Так вот Канцлер мой умел у каждого исторического лица найти неожиданную черточку, в основном стыдную, уничижительную, и делал это столь злобно, я бы сказал — талантливо, что беседа меня позабавила. К тому же я решил не прерывать Зоила, даже если наскучит, ибо вдруг подумал, что скорее всего последний раз эдак вольно, беззаботно (хотя бы с виду беззаботно) сижу развалясь и лясы точу. Больше так не будет. Бог знает, что будет: может быть, и жить-то осталось несколько дней или даже часов… Во всяком случае я твердо был уверен, что вот так, в случайной теплой кофейне, ничего не делая, это в последний раз. Поэтому я слушал моего Канцлера, как диковинного, последнего встречного.

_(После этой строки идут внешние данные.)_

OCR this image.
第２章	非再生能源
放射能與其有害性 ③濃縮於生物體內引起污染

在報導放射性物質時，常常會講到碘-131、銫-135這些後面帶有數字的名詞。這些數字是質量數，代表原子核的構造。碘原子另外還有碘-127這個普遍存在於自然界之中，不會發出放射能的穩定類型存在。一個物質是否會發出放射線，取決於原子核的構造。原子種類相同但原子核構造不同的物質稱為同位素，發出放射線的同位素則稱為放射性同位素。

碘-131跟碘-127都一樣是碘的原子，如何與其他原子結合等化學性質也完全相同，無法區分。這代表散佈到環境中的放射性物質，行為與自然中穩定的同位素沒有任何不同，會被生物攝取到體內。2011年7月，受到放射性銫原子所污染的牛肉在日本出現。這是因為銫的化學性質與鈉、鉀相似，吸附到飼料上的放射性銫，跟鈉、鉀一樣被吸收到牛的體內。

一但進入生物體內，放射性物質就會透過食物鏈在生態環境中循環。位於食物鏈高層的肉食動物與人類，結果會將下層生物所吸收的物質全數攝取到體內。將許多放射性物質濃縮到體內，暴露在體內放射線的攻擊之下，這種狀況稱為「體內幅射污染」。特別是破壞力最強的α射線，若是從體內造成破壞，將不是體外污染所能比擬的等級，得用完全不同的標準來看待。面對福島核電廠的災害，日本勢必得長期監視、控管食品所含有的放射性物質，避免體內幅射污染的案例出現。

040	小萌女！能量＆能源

А он-то, помню, начал с Бернадота, которого знал самолично (когда служил в Вене, а Бернадот прибыл туда Наполеоновым послом): «Это был гордый победитель с пистолетными бакенбардами, и казалось, будто сама революция вступила в Вену. После, как знаете, из славного республиканца получился король Швеции, ныне здравствующий, — но любопытно было бы узнать, известно ли шведам то, что я самолично видел во время попойки с генералом Бернадотом?..»
— Что же?
— На груди у будущего короля вытатуировано «Смерть королям!».
Посмеялись.
От Бернадота — к Бетховену, которого мой канцлер встречал у того же француза. Я похвалил, а дипломат сморщился: «Ах, гордыня-то! Всем известно, что разорвал посвящение Третьей симфонии Бонапарту; разорвал, восклицая: «И он обыкновенный человек, и он тиран!» Это все знают, и уж Бетховен — Брут, Бетховен — республиканец, не так ли? А кому, позвольте спросить, посвятил Людвиг ван Бетховен сонаты для фортепиано и скрипки, опус 30? Отвечу: нашему государю Александру Павловичу…»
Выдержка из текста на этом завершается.